Escrito por:
José Vanegas Mejía
Columna: Acotaciones de los Viernes
e-mail: jose.vanegasmejia@yahoo.es
En los calurosos pueblos del Caribe, una costumbre arraigada en la comunidad era la realización de novenarios para asegurar la entrada decorosa y certificada de los difuntos al seno del Señor. Una mujer, casi siempre entrada en años, guiaba a los asistentes a las reuniones que congregaban a familiares, vecinos y conocidos de la familia visitada por la muerte. Personajes importantes en las convocatorias luctuosas eran los “contadores de cuentos”. Su presencia era tolerada por los dolientes, pues gran parte de la concurrencia acudía a esos eventos solo por el ameno animador de reuniones, sin demostrar el menor interés por el finado, de quien en muchas ocasiones ignoraban el nombre. ‘Chalo’ tenía fama de ser el mejor entre decenas de charlatanes —aunque nunca aceptó ese apelativo—. Prefería que lo llamaran “el narrador de turno”, y se esmeraba por estar a la altura del prestigio que había conquistado.
En honor a ‘Chalo’, personaje real del barrio Pescaíto, presentamos el relato ‘El rey de los velorios’.
«Para su actividad favorita solo necesitaba caminar diariamente hasta la plaza del mercado y enterarse de las “novedades” luctuosas. En esos casos, se trataba de personas que vivían relativamente lejos, en barrios distantes de su hogar. Pero, de una manera u otra, él siempre llegaba en el momento oportuno a los hogares donde la muerte se había hecho presente.
Era, en verdad, una pasión por las noches de los difuntos. En sus primeros años disfrutaba repartiendo los cigarrillos y el café tinto que los deudos ofrecían a las amistades que de manera piadosa se congregaban en los rezos del novenario. De esa época conservaba los mejores recuerdos. Se jactaba de haber reinado en los patios y terrazas frente a competidores que nunca le dieron la talla. Sin embargo, pensaba que, por su edad, llegaría el día en que no podría competir con los jóvenes y mayores que referían chistes sin interrupción en esas veladas tradicionales en el pueblo.

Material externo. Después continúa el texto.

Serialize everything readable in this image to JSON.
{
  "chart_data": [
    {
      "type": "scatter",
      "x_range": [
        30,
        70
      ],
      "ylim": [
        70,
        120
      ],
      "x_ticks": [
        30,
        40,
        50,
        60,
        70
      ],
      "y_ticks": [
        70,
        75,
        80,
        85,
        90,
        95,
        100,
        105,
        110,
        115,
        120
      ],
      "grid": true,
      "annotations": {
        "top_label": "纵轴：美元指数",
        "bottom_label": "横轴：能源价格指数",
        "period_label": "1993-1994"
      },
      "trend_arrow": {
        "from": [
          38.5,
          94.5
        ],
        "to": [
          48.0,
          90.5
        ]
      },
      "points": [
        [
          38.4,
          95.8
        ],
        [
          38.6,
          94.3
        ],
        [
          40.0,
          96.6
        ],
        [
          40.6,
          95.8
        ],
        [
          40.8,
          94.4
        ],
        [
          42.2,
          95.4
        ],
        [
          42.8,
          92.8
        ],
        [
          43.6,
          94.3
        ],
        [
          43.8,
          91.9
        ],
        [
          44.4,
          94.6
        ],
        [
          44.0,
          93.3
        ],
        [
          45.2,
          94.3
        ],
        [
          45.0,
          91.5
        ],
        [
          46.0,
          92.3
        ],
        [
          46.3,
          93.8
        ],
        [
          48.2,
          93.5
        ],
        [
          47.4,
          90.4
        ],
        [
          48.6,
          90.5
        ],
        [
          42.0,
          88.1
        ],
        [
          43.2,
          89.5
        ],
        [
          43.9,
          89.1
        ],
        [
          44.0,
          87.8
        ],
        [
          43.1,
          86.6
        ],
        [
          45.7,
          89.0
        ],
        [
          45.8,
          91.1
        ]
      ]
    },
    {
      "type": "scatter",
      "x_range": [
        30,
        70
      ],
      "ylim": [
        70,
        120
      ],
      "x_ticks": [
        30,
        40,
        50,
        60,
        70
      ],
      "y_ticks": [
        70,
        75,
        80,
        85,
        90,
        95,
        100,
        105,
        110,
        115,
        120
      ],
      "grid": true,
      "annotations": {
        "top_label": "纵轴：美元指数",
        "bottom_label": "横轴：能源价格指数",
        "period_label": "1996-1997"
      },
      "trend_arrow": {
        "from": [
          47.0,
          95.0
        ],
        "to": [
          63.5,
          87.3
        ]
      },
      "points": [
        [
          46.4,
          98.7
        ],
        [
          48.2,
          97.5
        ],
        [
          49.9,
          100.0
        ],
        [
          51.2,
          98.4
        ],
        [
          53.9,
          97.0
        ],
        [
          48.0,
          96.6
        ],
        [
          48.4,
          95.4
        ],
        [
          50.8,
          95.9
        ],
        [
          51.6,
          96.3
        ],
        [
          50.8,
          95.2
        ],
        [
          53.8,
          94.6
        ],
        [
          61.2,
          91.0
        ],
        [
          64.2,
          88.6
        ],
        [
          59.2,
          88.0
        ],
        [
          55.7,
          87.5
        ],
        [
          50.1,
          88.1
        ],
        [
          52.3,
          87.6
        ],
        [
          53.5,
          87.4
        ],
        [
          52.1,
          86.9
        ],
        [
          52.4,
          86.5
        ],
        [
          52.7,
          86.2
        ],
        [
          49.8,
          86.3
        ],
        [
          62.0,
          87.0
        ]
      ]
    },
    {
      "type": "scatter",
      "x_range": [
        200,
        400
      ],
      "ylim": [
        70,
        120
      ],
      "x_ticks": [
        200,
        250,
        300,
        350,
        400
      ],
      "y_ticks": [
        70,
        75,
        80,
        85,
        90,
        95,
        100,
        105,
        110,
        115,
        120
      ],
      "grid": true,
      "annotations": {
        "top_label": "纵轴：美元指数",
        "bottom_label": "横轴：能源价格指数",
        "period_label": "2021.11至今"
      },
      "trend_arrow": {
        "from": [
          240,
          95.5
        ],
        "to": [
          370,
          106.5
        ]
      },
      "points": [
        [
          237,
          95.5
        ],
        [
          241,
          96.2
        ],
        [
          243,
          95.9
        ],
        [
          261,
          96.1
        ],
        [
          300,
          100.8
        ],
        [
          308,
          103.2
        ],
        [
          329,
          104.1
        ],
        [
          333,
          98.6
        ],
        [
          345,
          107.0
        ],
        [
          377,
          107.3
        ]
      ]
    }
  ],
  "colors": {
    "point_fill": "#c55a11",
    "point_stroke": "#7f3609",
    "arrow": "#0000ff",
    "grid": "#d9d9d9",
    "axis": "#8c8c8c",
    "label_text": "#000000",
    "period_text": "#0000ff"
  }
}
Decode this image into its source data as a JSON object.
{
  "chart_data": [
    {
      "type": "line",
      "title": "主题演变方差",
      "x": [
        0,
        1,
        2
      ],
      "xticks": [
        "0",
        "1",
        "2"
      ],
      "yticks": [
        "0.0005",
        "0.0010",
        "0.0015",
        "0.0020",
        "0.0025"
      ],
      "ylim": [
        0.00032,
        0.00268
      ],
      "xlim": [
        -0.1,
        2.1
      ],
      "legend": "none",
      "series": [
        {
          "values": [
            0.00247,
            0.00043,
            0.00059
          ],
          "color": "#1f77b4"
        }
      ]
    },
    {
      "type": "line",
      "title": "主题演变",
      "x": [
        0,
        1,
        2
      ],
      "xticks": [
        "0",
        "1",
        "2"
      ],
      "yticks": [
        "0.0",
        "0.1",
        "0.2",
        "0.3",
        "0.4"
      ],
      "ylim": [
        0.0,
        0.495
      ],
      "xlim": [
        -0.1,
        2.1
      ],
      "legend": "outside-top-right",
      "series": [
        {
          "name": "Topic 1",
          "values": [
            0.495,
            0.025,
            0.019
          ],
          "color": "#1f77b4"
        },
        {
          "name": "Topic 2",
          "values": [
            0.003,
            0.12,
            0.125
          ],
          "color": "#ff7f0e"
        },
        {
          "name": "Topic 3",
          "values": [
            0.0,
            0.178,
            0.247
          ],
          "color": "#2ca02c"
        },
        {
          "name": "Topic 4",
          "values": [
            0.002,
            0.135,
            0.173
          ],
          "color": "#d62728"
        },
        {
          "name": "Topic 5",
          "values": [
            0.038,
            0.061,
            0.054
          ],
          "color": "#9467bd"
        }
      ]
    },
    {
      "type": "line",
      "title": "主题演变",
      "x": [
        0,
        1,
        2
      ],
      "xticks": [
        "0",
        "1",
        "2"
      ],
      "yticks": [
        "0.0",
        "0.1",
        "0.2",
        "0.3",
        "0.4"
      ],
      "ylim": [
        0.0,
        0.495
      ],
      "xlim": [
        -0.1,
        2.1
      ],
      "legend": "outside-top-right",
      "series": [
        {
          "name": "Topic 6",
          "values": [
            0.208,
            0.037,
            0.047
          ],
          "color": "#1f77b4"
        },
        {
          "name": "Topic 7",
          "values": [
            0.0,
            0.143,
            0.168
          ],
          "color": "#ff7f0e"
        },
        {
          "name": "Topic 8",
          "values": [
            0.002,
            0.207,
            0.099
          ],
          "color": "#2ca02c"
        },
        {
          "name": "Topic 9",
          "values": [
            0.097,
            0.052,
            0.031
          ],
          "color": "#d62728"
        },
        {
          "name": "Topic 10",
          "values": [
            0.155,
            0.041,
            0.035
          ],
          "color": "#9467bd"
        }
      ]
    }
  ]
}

Hubo momentos en los cuales él se desplazaba a poblaciones vecinas para narrar sus chistes. Al fin y al cabo, su propio terruño no aportaba los suficientes difuntos como para hacerse notar en las noches de velorio.
Todos lo llamaban ‘Chalo’. Nadie se tomaba el trabajo de averiguar su verdadero nombre; con decirle ‘Chalo’ bastaba y sobraba. No se recuerda que alguna vez tuvieran que avisarle sobre la muerte de una persona en el pueblo: él aparecía, sencillamente, y la gente buscaba su cercanía para no perder detalles de sus chistes inventados.
Sus relatos eran amenos pero cargados de vulgaridad. Más de una vez los familiares de un difunto debieron abstenerse de llamarle la atención por temor de perder parte de la asistencia a los rezos; se había comprobado que muchas señoras beatas se hacían contar después los cuentos y chistes de ‘Chalo’, para lo cual llevaban a sus hijos y nietos y le buscaban puestos estratégicos al lado del cuentero mientras ellas acompañaban al vecino en su dolor.
Pero la dicha no es eterna. Ocurrió entonces que ‘Chalo’, después de una ausencia prolongada —se dijo que por enfermedad—, reapareció en un velorio y encontró a un nuevo contador de chistes en el lugar que por derecho propio él creía merecer.
En toda la noche ‘Chalo’ no encontró el momento apropiado para alternar con el muchacho y, con horror, descubrió que no tenía un repertorio atractivo para concentrar la atención en sus historias y humoradas. Se dio cuenta de que antes de su enfermedad no había hecho sino repetir sus viejos chistes.
‘Chalo’ asistió al próximo velorio con el firme propósito de rescatar su prestigio de años anteriores, pero su silencio en la terraza del último difunto le comprobó que ya no podía inventar historias y mucho menos añadir a tiempo pasajes jocosos a sus relatos. Comprendió, por fin, que había alguien mejor que él y decidió verse reflejado en el nuevo contador de cuentos en vez de luchar contra “la modernidad”. Decepcionado de sí mismo, se fue a casa mientras se repetía: “Se acabó el rey de los velorios, carajo. ¡Se acabó esta joda!”. Y se acostó a esperar la muerte sin importarle si habría, para su propio velorio, un contador de cuentos tan respetado como lo había sido él».